Abstract:
Background Although exosomes are widely involved in intercellular communication and information communication, the targeting and functions of exosomes from different sources may be different. There are few studies on the targeting of exosomes from different cell sources to osteoporotic bone tissues. Up to now, studies have found that some cell-derived exosomes have targeting and repair effects on damaged bone tissue.

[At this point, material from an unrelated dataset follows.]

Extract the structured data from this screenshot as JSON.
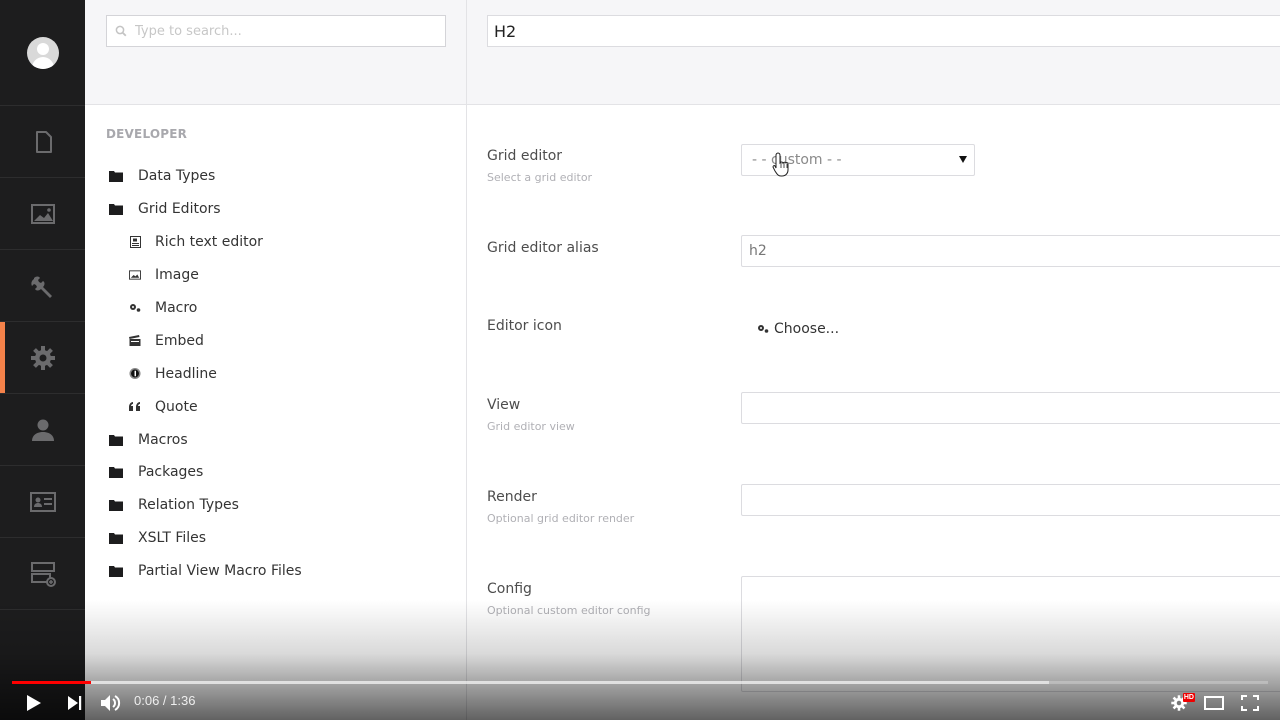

Objective To explore the bone targeting properties of exosomes from different cell sources in osteoporotic mice.
Methods Mesenchymal stem cells (MSC), osteoblast precursor cells (MC-3T3-E1), breast cancer cells (4T1), renal epithelial cells (293T) were cultured in vitro, and then exosomes were extracted from the supernatant. Exosomes were stained with Dir fluorescent dye, then injected intravenously into osteoporotic mice. The distribution of exosomes in vivo and in vitro, and the aggregation of different exosomes in the femur of mice were observed.
Results Dynamic observation of fluorescence in vivo showed that exosomes derived from MSC and MC-3T3-E1 could accumulate significantly in mice femur and reached the peak of aggregation on the third day. Exosomes derived from 4T1 and 293T cells did not aggregate. The mice were sacrificed on the 3rd day, and the lower limb bones were dissected for in vivo imaging and femoral pathological section staining. The results showed that MSC-derived exosomes gathered most heavily in the femur, followed by MC-3T3-E1, but 4T1 and 293T were not.
Conclusion Exosomes derived from MSC and MC-3T3-E1 have bone targeting properties, while exosomes derived from 4T1 and 293T do not have.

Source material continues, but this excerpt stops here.